With Western governments striking deals to secure early access to COVID-19 vaccines, there have been concerns about whether low and middle-income countries will be able to source products to protect their populations. AstraZeneca went some way to mitigating those concerns by agreeing to provide Gavi, the Vaccine Alliance with 300 million doses of its COVID-19 vaccine.
Now, the Gates Foundation has taken another step toward ensuring timely access to vaccines in low and middle-income countries by entering into an agreement with Gavi and the Serum Institute of India (SII).
The agreement will see the Gates Foundation provide Gavi with $150 million of at-risk funding to support the production and procurement of vaccines.
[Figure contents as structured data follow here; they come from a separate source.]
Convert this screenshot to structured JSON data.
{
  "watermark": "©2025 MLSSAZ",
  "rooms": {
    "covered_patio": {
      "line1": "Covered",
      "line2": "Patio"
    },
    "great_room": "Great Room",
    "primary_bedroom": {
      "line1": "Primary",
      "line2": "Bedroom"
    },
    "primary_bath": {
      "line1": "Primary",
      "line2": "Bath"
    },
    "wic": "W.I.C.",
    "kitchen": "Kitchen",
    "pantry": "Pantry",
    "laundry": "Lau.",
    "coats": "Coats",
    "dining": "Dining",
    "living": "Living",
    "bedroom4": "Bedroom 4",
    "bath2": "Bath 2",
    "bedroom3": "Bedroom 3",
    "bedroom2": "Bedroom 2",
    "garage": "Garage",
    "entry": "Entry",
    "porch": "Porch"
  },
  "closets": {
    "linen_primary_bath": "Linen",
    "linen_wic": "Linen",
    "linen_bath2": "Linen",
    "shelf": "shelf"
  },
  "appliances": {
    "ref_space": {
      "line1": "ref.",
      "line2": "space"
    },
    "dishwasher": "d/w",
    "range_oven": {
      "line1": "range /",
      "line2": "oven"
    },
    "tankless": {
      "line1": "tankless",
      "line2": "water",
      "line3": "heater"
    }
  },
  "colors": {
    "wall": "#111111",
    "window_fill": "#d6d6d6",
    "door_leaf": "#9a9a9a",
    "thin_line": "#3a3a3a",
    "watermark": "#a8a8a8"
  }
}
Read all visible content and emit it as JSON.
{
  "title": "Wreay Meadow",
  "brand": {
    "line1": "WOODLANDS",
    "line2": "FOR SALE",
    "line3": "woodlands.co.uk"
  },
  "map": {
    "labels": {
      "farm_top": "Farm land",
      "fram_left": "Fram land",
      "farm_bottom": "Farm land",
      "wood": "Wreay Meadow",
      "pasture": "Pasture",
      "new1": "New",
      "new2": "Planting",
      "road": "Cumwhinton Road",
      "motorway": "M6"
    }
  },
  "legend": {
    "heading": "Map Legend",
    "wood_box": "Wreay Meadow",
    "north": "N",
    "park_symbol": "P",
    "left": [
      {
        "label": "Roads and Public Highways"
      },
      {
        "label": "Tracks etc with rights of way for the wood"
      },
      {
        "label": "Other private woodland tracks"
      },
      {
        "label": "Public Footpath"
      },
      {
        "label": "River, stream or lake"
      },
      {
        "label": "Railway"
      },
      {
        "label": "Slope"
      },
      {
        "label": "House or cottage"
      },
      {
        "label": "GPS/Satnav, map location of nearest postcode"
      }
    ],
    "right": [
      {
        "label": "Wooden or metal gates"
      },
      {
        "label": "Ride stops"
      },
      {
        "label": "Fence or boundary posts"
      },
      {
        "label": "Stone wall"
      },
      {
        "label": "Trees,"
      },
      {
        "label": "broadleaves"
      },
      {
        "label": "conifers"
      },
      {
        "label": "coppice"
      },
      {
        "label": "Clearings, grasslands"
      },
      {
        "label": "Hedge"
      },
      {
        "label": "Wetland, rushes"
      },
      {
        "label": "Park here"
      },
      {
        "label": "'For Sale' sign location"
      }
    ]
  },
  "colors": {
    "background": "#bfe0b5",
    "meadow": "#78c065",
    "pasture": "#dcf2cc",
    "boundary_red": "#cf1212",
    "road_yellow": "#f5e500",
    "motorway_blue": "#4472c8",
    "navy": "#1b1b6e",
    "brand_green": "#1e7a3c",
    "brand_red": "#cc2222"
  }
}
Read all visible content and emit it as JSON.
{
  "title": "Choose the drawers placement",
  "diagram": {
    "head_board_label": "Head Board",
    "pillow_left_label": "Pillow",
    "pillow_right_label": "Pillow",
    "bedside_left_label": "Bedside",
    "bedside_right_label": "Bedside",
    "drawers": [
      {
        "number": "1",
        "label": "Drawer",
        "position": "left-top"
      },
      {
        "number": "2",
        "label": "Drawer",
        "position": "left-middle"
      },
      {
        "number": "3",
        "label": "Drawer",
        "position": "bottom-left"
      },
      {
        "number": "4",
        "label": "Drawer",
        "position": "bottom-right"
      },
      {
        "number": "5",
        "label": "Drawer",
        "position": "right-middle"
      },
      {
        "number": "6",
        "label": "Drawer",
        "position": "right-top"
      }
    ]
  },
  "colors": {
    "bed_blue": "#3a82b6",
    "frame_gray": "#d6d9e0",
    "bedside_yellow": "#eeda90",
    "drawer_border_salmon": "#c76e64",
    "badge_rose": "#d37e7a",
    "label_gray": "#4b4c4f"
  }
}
Some of the money will go toward the scaling up of capacity at SII in anticipation of the availability of an effective vaccine from AstraZeneca or Novavax.
By providing the money now, well before any company has shown a vaccine to be safe and effective, the Gates Foundation hopes to prevent a delay in getting prophylactics to low and middle-income countries.
“Too many times we’ve seen the most vulnerable countries left at the back of the queue when it comes to new treatments, new diagnostics and new vaccines,” said Gavi CEO Seth Berkley. “With COVID-19 vaccines we want things to be different.”
SII has set a maximum price for the vaccines of $3 a dose. The price, which is well below the figures quoted in deals involving Western governments, was facilitated by investments from partners such as CEPI and the Gates Foundation.
Starting in the first half of next year, GAVI plans to source up to 100 million doses through the collaboration. The arrangement provides scope to source additional vaccines. There is also potential for additional arrangements of a similar nature.
“We now need other vaccine manufacturers to step up and follow SII’s lead,” said Berkley.
Exactly when Gavi ships vaccines will depend on the progress of candidates in clinical development at AstraZeneca and Novavax. AstraZeneca’s chimpanzee adenovirus-vectored vaccine entered a phase 2/3 trial in May and, through a series of agreements including recent deals in China and Japan, is set to be used around the world if shown to be effective.
Novavax is developing an adjuvanted prefusion protein vaccine that recently delivered a positive, albeit early, set of clinical data. In the wake of the data drop, Takeda licensed the vaccine for use in Japan.